まずは清水の舞台で知られる本堂を目指す。清水寺は13万平方メートルの土地に大小30もの伽藍がある。多くは国宝や重要文化財に指定されており、ざっと見るだけでも1時間はかかるでしょう、と案内書には書いてある。

■清水の舞台、再び
半世紀近く前にこの清水寺の本堂から京都市内を見下ろした経験がある。修学旅行だったから、ここ、清水の舞台は多くの参拝客で混雑していたはずだ。今回は10時半という絶好の観光時間であるのに、パラパラとしか人がいない。外人もいない。京都タワーが遠望できる。左手には阿弥陀堂とその前にせり出した舞台が見えた。本堂の前に腰を下ろしても人影に視界を遮られることがない。感染症も悪いことばかりではない。物事はコインの裏表、小さな喜びはどこにでもある。阿弥陀堂を遠望すると欄干に手をかけて本堂を見ている人が豆粒のように見えた。望遠83倍、自慢のニコンを駆使し、マスクをした女性の顔を盗撮、周りには怪しい自分をたしなめる人は全くいない。

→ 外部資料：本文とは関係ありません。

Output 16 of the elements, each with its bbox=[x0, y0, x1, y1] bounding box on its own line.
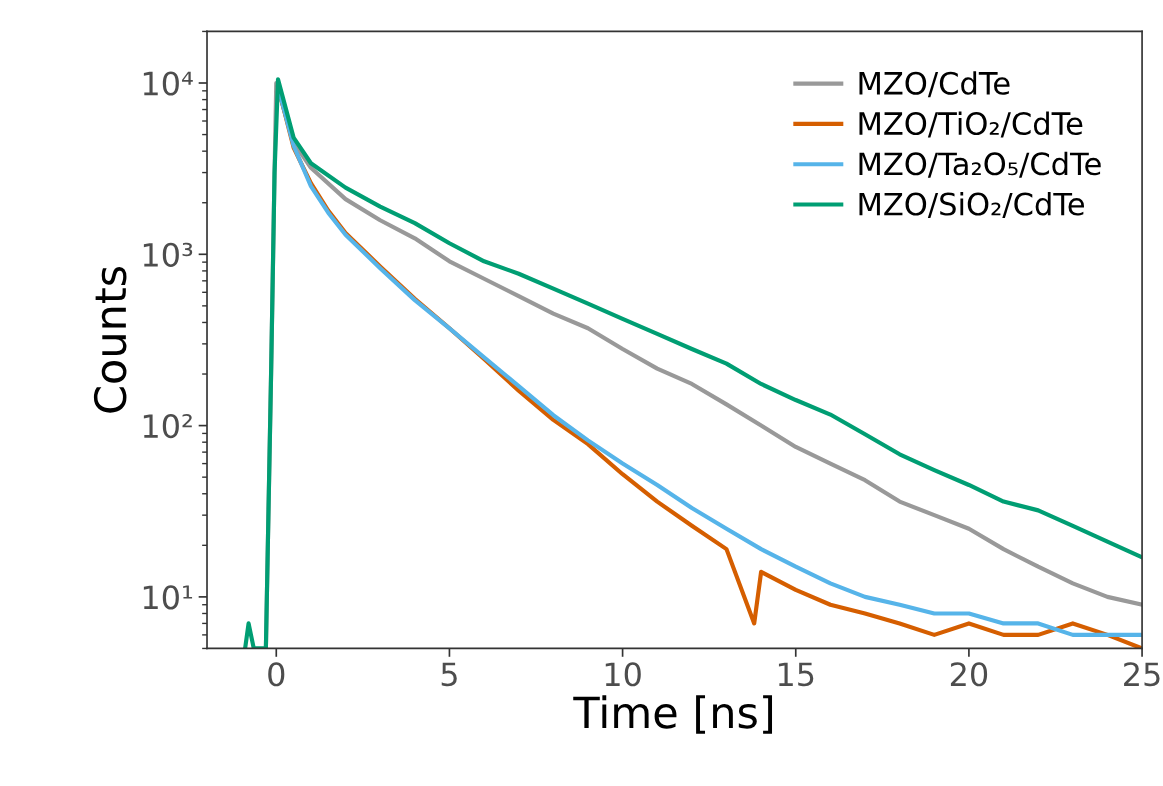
legend-label: MZO/Ta₂O₅/CdTe bbox=[859, 151, 1101, 178]
x-tick-label: 5 bbox=[441, 662, 457, 687]
x-tick-label: 20 bbox=[950, 662, 988, 687]
x-tick-label: 0 bbox=[268, 662, 285, 687]
x-tick-label: 15 bbox=[778, 662, 814, 687]
y-tick-label: 10³ bbox=[143, 242, 193, 267]
legend-label: MZO/CdTe bbox=[859, 71, 1010, 98]
y-tick-label: 10² bbox=[143, 414, 192, 439]
y-tick-label: 10⁴ bbox=[143, 71, 193, 96]
y-axis-title: Counts bbox=[93, 266, 127, 413]
legend-label: MZO/TiO₂/CdTe bbox=[859, 111, 1083, 138]
x-axis-title: Time [ns] bbox=[573, 695, 773, 734]
x-tick-label: 25 bbox=[1124, 662, 1160, 687]
x-tick-label: 10 bbox=[605, 662, 641, 687]
legend-label: MZO/SiO₂/CdTe bbox=[859, 191, 1084, 219]
y-tick-label: 10¹ bbox=[143, 585, 193, 610]
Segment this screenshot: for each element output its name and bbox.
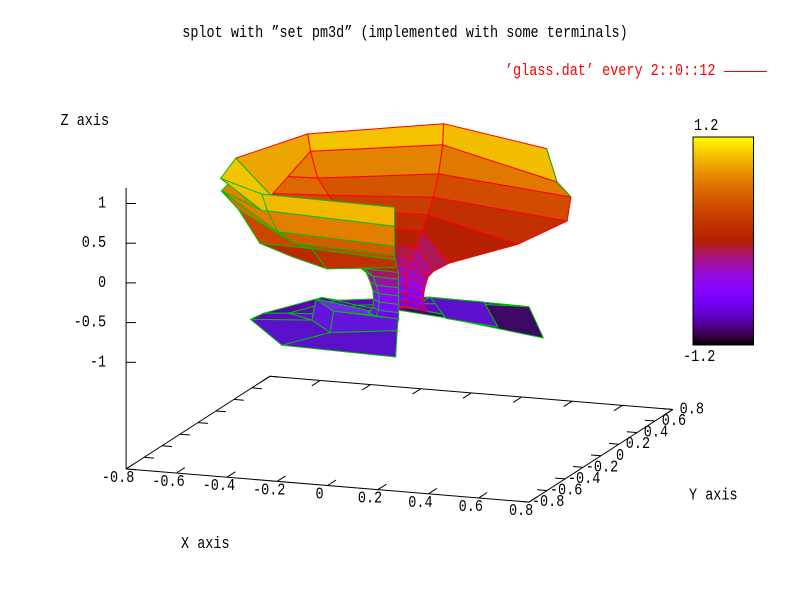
svg-text:-0.8: -0.8 [102,468,134,487]
svg-text:1.2: 1.2 [694,116,718,135]
svg-text:X axis: X axis [181,534,230,553]
svg-text:0: 0 [98,273,106,292]
svg-text:-0.2: -0.2 [253,480,285,499]
svg-text:-0.2: -0.2 [586,457,618,476]
svg-text:0.8: 0.8 [680,400,704,419]
svg-text:Y axis: Y axis [689,486,738,505]
svg-text:Z axis: Z axis [61,111,110,130]
svg-text:-1: -1 [90,352,106,371]
svg-text:0.4: 0.4 [408,493,432,512]
svg-text:-1.2: -1.2 [683,347,715,366]
svg-text:-0.5: -0.5 [74,313,106,332]
svg-text:0.4: 0.4 [644,423,668,442]
svg-text:-0.6: -0.6 [152,472,184,491]
svg-text:-0.6: -0.6 [550,481,582,500]
svg-text:0.6: 0.6 [662,411,686,430]
svg-text:0: 0 [616,446,624,465]
svg-text:-0.8: -0.8 [532,492,564,511]
svg-text:’glass.dat’ every 2::0::12: ’glass.dat’ every 2::0::12 [505,61,716,80]
svg-text:0.6: 0.6 [459,497,483,516]
svg-text:-0.4: -0.4 [203,476,235,495]
svg-text:1: 1 [98,194,106,213]
svg-text:0.5: 0.5 [82,233,106,252]
svg-text:0: 0 [316,485,324,504]
svg-text:splot with ”set pm3d” (impleme: splot with ”set pm3d” (implemented with … [182,23,628,42]
svg-text:0.2: 0.2 [626,434,650,453]
svg-text:0.8: 0.8 [509,501,533,520]
svg-text:-0.4: -0.4 [568,469,600,488]
svg-text:0.2: 0.2 [358,489,382,508]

清水の舞台というように、本来は舞楽が奉納された場所で檜の板が張られている。広さは約100畳、自分の腕前を試すにふさわしい場所、つまり晴れ舞台という意味で「檜舞台」という言葉が使われるが、その発祥はこの清水の舞台という。地上からは、ビル4階に相当する約13mの高さがあり、懸け造りと呼ばれる釘を一切使用しない、伝統な建築技法が用いられているとのこと。

阿弥陀堂から本堂を撮る、が清水寺写真の定番である。自分も本堂から阿弥陀堂へ移動する。昔は舞台を支える樹齢400年を超える柱を写真構図に含めることができたが、今は樹木が柱を隠してしまっている。多少迫力に欠けるが、何枚か阿弥陀堂から見る本堂の写真を撮って、阿弥陀堂の濡れ縁に腰かけた。2,3組しか参拝客がいないので彼らの会話が聞くともなく耳に入ってくる。多少の関西なまりがあっても会話が理解できる。日本語だ。やはり日本はいい。

音羽の滝へ下る
多くの生徒に交じって、3本の流れ落ちる聖水に柄杓を伸ばしている高校生の写真があった。17歳の自分である。もう夕暮れに近く、友人がフラッシュを焚いて写してくれたのだろう。清水の舞台よりもこの音羽の滝の思い出が鮮明であるのは写真のお陰だ。

音羽の滝は、清水の舞台がある本堂の東側の石段を降りたところにある。清水寺きってのパワースポットとして有名。音羽山の湧き水は3本の筧を通って流れ落ちる。創建以来、一度も絶えることなく流れ落ちる水は、「観音様の功徳水」「金色水」「延命水」といった名前でも呼ばれている。寺号の「清水寺」もこの清らかな水からきているとされていて、まさに寺の原点といえる場所だ。音羽の滝のご利益は、向かって右から順番に「恋愛成就」「延命長寿」「学問上達」だと言われている(諸説あり)。自分が高校生の時はこんなご利益があるなどと聞いたことがない。どこの神社仏閣にも「恋愛成就」のスポットが登場するのはここ10数年のことではないか。

夕暮れの人混みの中で竹の柄杓を差し出した50年前と違い、滝には全く人影がない。真昼の太陽の下、ご利益の有難みまで消えてしまう。柄杓は金属製になっており、青い殺菌灯の箱から取り出す。「延命長寿」の冷たい水を一口、そしてペットボトルに柄杓の水を汲む。親子連れが下で自分が去るのを待っている。慌てて場所を譲る。滝の前にある休憩所で見ていたが、柄杓の水を飲む人は皆無だった。1200年に亘り、庶民がこぞって飲み続けた聖水であるが、今は密を避け生水は飲まない、これも武漢肺炎の影響か。